Di Nicotiana tabacum ditemukan bahwa penekanan FtsH menimbulkan
variegasi daun (Kato et al., 2012). Dilaporkan bahwa mutasi dari Formasi Thylakoid1
(THF1) juga dapat menyebabkan variegasi daun pada Arabidopsis (Hu et al., 2015;
Wang et al., 2004). Sebuah pekerjaan yang lebih baru menunjukkan bahwa
membungkam PSA2 protein domain jari seng mirip DNA di A. thaliana
mengakibatkan gangguan perkembangan kloroplas dan daun beraneka ragam (Wang
et al., 2016a). Secara keseluruhan, penelitian ini menunjukkan bahwa pembentukan
daun beraneka ragam dikaitkan dengan mutasi gen yang terlibat dalam
pengembangan kloroplas. Namun, satu kelompok penelitian mengusulkan agar
variegasi daun Clivia miniata var. variegata mungkin karena metilasi DNA diferensial
di situs CCGG (Wang et al., 2016b).
Tanaman, mungkin juga berdampak buruk. Kerugian ini terkait dengan
penurunan tak terhindarkan dalam penangkapan cahaya dan penurunan tingkat
fotosintesis yang sesuai (Konoplyova et al., 2008). Selain itu, peningkatan laju
fotosintesis terdeteksi di sektor daun hijau dari Arabidopsis variegation immutans
(im), yang dianggap menunjukkan cara mengkompensasi kurangnya fotosintesis di
sektor daun putih (Aluru et al., 2006).
Baru-baru ini, Borek et al. (2016) meneliti aktivitas fotosintesis pada daun
beraneka ragam dari lima kultivar Coleus × hybridus menggunakan teknik fluoresensi
klorofil. Mereka mengungkapkan heterogenitas dalam penangkapan, transfer, dan
disipasi energi eksitasi di sektor berpigmen berbeda pada daun.

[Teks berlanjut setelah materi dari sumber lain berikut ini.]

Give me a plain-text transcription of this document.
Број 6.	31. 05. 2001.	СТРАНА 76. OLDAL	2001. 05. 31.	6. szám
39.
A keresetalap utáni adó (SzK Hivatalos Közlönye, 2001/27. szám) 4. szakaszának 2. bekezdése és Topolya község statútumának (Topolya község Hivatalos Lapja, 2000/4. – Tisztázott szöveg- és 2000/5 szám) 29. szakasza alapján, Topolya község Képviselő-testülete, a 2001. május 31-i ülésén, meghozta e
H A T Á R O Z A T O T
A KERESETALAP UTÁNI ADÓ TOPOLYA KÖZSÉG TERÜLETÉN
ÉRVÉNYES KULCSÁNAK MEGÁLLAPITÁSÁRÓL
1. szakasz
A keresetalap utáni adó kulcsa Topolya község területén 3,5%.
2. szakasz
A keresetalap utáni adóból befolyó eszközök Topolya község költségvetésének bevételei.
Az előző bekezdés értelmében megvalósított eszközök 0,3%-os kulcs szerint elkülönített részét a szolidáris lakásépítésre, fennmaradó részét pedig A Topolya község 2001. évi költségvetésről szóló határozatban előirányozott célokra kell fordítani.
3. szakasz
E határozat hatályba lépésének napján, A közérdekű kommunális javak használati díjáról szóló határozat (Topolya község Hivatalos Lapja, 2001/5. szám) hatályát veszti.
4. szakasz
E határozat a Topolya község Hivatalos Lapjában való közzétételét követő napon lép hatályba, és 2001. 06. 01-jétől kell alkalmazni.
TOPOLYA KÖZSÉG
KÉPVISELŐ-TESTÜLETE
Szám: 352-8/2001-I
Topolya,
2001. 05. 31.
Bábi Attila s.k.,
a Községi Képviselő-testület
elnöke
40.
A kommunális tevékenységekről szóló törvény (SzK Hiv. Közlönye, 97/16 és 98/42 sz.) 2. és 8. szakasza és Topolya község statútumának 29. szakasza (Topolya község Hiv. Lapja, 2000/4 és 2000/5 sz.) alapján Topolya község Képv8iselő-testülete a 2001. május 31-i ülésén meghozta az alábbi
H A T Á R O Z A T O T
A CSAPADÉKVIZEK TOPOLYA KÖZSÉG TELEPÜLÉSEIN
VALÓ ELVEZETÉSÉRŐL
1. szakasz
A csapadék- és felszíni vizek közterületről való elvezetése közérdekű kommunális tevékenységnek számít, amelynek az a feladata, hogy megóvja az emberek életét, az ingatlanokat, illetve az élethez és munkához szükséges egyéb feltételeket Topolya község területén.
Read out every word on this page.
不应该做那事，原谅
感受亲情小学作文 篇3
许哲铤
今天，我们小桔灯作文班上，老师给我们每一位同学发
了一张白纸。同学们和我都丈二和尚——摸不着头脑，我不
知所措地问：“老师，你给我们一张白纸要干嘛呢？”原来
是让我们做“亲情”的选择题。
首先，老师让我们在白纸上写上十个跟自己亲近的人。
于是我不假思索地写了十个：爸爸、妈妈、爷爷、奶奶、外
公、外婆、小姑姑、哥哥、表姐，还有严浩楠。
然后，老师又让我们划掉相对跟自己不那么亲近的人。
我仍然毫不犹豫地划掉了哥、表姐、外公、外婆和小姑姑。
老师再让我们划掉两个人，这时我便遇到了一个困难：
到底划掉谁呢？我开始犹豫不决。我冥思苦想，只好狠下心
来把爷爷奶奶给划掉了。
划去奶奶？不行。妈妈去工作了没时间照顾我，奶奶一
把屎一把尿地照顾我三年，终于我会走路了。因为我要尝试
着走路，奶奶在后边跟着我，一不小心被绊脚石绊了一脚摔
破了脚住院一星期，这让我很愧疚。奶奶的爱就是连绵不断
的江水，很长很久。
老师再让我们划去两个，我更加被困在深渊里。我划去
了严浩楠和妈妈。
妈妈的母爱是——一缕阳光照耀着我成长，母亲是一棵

Klorofil a fluoresensi telah menjadi alat non-invasif yang berguna digunakan
untuk mendeteksi respon tanaman terhadap lingkungan sekitar. Di antara parameter
fluoresensi, Fv / Fm (potensi fotokimia efisiensi unit PS II terbuka ditentukan dalam
kegelapan) dapat digunakan sebagai indikator aktivitas fotosintesis PS II. Penurunan
nilai Fv / Fm yang persisten merupakan sinyal photoinhibition dari PS II dan
penurunan efisiensi konversi energi (Krause dan Jahns, 2004). Quenching non-
fotokimia (NPQ) di PS II menghilangkan kelebihan energi sebagai panas, melindungi
daun dari kerusakan yang disebabkan cahaya (Johnson et al., 2011).